I love to look at the travel section of the Sunday newspaper because all the ads for faraway places remind me of how much I like to stay home. There are so many places in the world I don't want to go that I can hardly wait for the day when I retire so I can sit home and enjoy the money I've saved.

Just for fun, I made a list of places I don't want to go:

A Caribbean or a South Pacific island where beautiful women lie around on white beaches in bikinis all day. I don't mind the women in bikinis, but I don't like lying on beaches and it isn't considered polite to go just to look at the girls.

A bus tour of nine countries in Europe with a busload of 37 other tourists is something I desperately don't want to do. I would pay $5,000 round trip not to go on a tour like that. I don't go on tours of anything. If I want to see something, I want to look at it at my own pace. I don't want to be told how long to look at one thing and how short a time to look at another.

Please excuse me from a rafting trip down the Colorado River or camping in Yellowstone Park this summer. I spend most of my time in New York City, and if it's crowds like that I want, we have them right here at home, without the flies. I've seen those tours down the Colorado from the air and there are so many rubber rafts they could use a traffic buoy some days. Anyway, I've gotten used to the convenience of indoor plumbing. I got camping out of my system in our back yard before I was 14.

I do not wish to take an old sternwheeler down the Mississippi, retracing the course of Huck Finn. Even if it's called The Belle of Louisville, I don't want to go.

I do not wish to take "a luxury tour of Yugoslavia," including "two meals a day and all hotel rooms." I've been to Yugoslavia, thank you. It's a nice place but I'm just as happy that I have it checked off my list of places that would be interesting to visit.
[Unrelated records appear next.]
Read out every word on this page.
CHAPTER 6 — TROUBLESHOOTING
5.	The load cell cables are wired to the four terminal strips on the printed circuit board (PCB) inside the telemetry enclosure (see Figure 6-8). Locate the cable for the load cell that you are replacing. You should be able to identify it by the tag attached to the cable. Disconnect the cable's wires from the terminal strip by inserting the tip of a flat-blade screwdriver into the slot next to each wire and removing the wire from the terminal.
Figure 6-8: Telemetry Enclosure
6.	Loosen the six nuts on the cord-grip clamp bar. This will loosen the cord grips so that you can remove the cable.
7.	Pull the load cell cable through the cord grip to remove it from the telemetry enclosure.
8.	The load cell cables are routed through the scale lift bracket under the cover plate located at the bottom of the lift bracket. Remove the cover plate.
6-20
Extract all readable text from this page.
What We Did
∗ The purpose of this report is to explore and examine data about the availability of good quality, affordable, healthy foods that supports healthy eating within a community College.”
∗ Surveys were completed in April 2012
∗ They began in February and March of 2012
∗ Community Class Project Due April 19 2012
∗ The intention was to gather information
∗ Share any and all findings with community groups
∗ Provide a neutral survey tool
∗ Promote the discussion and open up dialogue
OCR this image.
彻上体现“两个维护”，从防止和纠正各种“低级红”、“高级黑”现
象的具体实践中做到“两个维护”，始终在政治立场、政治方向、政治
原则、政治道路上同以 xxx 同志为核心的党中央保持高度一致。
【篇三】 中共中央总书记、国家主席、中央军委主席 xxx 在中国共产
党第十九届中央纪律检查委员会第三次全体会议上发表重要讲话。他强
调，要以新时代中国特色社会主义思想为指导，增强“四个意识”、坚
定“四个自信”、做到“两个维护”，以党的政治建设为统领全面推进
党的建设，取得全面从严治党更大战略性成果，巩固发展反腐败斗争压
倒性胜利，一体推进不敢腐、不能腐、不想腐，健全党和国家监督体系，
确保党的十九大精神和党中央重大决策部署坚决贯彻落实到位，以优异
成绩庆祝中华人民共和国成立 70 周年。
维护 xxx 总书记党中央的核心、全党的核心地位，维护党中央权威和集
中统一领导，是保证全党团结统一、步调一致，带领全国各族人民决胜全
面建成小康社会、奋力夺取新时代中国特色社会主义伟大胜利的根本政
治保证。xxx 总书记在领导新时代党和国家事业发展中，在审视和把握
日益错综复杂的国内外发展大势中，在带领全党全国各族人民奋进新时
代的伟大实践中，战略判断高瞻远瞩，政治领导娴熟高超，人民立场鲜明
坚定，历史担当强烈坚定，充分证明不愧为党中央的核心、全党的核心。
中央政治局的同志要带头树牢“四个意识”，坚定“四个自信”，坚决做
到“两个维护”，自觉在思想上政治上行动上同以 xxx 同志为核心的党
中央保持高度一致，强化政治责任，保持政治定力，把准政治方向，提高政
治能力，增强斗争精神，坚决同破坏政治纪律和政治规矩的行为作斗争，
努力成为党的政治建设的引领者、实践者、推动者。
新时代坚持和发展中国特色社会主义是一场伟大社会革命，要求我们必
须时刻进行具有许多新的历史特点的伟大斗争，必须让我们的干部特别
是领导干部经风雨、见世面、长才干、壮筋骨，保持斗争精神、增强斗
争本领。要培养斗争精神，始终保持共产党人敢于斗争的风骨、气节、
Canada's St. Lawrence and Nova Scotia plus New England offer "1,700 miles of unspoiled coastline," according to an ad, but I know for a fact those ads have been running for years trying to attract tourists and I'll bet there isn't too much left that's unspoiled.

For most of my life, I've traveled more than most people, which may have something to do with the way I feel about travel sections in newspapers. Going somewhere just to move doesn't appeal to me. Too many people are looking for some Shangri-La that doesn't exist.

Many cities that used to be exciting to visit because they were so different from what we're used to in America no longer are different. There's a Shangri-La Hilton now and you can make reservations by calling an 800 number. Its coffee shop is a McDonald's franchise and everyone on the staff has to speak English so you don't have to wrestle with a foreign language. At dinnertime, you can go to its famous Mr. Steak restaurant and have steak, French fries, coleslaw and, for dessert, vanilla ice cream with chocolate sauce. The gift shop in the lobby has every cute little souvenir you'd want to bring home to anyone, so if you take the 5,000-mile trip to Shangri-La you won't even have to leave your hotel room this year.

Sounds like fun, doesn't it?

But as Sam Goldwyn said, "Include me out."